La luna llena, gris como una calavera, flotaba baja en el cielo negro como el carbón. La hierba mojada brillaba bajo su manto de pálida luz. Una ráfaga de viento golpeó la ventana. Me aparté asustado y escuché: otro aullido, esta vez más cerca. Un temblor frío me recorrió la espalda. ¿Había sonado realmente cerca o era el viento que lo traía desde el pantano?
Miré de soslayo al exterior. Los remolinos de viento balanceaban la hierba de un lado al otro. El suelo parecía girar con el brillo pálido de la luna. Otro aullido, aún más cercano. No veía nada y necesitaba saber quién o qué hacía ese terrorífico sonido.
Me puse los tejanos encima del pantalón del pijama y conseguí meter los pies en un par de zapatillas, luchando en la oscuridad.
Empecé a salir de la habitación pero me detuve cuando oí un estrépito, un golpe sordo y duro, un ruido seco. Justo al otro lado de la ventana, fuera de la casa. El corazón me latía con fuerza mientras corría por el pasillo oscuro. Me dolía el tobillo pero no le prestaba atención. Atravesé la cocina, llegué a la puerta trasera y la abrí. Una fuerte ráfaga de viento me echó hacia atrás cuando abrí la puerta mosquitera.
El viento era caliente y húmedo. Otra ráfaga fuerte me empujó. Pensé que el viento trataba de que no saliera, de que no resolviera el misterio de los espeluznantes aullidos.
Bajé la cabeza para evitar las ráfagas de viento y salté hacia delante desde la entrada.
—¡Uau! —grité cuando el dolor me invadió toda la pierna.

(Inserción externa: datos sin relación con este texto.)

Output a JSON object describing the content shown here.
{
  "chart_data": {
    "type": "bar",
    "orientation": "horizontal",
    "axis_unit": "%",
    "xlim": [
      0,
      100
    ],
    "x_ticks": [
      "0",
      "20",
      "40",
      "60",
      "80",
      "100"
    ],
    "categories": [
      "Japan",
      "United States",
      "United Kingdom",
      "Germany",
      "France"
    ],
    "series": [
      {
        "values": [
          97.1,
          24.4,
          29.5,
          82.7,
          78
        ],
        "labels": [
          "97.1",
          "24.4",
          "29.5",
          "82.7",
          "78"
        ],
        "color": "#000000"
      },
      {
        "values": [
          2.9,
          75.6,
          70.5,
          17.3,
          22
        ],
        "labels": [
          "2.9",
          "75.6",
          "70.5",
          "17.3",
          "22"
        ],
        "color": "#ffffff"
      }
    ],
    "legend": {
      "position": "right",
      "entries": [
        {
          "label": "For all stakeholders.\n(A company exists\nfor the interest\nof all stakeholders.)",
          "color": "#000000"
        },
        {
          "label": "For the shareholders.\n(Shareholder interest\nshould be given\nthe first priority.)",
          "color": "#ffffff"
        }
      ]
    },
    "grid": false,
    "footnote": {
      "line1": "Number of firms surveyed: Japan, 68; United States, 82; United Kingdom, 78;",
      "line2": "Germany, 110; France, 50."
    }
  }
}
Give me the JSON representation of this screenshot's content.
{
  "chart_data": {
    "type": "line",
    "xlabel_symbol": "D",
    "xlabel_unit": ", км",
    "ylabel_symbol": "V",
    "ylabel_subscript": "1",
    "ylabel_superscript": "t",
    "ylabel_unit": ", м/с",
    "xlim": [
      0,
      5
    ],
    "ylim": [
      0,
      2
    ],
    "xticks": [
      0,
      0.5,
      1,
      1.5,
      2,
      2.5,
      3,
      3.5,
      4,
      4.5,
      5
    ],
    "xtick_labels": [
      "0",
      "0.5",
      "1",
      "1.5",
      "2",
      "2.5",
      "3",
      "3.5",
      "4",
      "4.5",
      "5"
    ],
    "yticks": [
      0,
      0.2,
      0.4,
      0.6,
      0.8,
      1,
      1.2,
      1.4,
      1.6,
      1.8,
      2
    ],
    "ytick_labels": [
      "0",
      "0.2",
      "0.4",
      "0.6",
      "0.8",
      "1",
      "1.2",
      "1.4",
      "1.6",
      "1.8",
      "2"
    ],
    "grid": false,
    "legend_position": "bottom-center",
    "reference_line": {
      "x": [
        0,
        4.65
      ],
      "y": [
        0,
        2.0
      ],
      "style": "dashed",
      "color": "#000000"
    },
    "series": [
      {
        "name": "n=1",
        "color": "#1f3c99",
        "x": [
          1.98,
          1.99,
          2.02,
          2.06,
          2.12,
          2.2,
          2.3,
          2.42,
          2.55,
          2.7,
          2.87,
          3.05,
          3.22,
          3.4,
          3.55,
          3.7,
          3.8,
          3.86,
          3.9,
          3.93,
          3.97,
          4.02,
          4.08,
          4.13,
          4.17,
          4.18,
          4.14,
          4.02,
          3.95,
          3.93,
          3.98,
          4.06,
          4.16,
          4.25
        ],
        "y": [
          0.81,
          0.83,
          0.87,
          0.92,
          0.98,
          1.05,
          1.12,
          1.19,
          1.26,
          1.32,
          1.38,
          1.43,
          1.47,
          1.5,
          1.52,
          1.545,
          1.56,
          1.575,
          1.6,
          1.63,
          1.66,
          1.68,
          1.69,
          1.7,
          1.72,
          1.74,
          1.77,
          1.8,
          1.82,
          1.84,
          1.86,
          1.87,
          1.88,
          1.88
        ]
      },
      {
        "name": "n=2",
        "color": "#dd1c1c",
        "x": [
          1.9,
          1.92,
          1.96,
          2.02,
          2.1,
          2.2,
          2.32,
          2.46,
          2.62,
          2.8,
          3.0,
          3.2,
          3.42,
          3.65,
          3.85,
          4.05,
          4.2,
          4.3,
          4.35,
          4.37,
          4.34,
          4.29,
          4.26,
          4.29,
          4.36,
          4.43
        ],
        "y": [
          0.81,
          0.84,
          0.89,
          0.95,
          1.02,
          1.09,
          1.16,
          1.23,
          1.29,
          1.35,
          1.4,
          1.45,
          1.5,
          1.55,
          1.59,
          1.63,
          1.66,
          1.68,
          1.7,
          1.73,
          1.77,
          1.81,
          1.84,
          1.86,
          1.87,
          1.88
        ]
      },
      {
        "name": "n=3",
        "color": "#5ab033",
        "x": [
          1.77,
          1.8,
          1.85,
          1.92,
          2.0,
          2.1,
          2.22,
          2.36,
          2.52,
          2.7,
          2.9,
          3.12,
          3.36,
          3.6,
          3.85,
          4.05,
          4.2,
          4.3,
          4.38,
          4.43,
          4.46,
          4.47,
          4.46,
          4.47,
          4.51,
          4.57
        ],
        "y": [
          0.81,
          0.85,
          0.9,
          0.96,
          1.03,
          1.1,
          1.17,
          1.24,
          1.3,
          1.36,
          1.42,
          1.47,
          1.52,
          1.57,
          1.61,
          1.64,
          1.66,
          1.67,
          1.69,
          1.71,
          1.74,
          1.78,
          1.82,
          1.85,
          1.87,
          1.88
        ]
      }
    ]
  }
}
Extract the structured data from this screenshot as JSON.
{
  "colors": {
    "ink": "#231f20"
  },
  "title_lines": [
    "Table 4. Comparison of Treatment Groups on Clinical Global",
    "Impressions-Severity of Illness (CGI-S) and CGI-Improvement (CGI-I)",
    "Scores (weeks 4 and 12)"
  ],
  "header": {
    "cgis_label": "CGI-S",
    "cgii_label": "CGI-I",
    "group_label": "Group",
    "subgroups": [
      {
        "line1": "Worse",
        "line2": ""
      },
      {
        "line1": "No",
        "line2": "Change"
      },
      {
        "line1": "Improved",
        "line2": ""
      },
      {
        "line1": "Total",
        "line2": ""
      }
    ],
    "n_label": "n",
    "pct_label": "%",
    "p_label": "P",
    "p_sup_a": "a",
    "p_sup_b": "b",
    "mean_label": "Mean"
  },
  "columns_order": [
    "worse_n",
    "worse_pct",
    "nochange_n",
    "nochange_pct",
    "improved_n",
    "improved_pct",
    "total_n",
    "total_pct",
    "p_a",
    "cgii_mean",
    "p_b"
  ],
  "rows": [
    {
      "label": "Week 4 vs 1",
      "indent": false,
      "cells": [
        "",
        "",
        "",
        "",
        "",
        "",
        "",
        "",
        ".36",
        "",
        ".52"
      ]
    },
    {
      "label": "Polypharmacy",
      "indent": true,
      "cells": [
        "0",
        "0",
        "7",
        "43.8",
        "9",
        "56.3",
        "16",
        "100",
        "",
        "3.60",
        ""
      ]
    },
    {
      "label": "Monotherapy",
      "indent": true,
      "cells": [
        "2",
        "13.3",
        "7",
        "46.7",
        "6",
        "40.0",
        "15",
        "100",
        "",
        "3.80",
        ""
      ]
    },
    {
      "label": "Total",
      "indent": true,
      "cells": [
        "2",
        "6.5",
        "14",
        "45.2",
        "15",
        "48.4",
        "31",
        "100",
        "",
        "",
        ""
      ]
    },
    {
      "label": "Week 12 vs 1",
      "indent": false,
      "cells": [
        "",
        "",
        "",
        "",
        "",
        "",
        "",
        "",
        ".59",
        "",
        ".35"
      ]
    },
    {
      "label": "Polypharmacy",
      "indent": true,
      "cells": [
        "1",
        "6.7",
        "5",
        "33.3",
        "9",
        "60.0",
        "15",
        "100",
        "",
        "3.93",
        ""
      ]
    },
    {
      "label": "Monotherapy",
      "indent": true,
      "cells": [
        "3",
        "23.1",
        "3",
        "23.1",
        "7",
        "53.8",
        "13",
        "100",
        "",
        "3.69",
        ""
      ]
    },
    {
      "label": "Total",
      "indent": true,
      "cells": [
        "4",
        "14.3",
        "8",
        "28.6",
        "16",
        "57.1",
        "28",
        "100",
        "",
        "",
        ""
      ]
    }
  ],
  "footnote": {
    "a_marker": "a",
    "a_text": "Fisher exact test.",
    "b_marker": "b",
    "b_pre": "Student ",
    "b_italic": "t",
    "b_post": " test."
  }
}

Esperé a que los ojos se ajustaran a la débil luz y escuché con atención. Ahora no se oían aullidos, sólo el agudo y monótono soplar del viento que me empujaba sin cesar hacia la casa.
El jardín trasero refulgía silencioso a la luz de la luna. Todo se veía plata y gris. Lo inspeccioné con los ojos, barriendo toda la hierba agitada: estaba vacío.
¿Qué había causado entonces el estrépito que había oído desde la habitación? ¿El golpe sordo? ¿El ruido seco? ¿El tamborileo agudo? ¿Por qué habían cesado los aullidos cuando había salido? «Qué misterio más extraño», pensé.
El viento húmedo se arremolinaba a mi alrededor. Me sentí derrotado y decidí volver a la casa y... Solté un grito de terror cuando vi que el hombre lobo había vuelto a matar.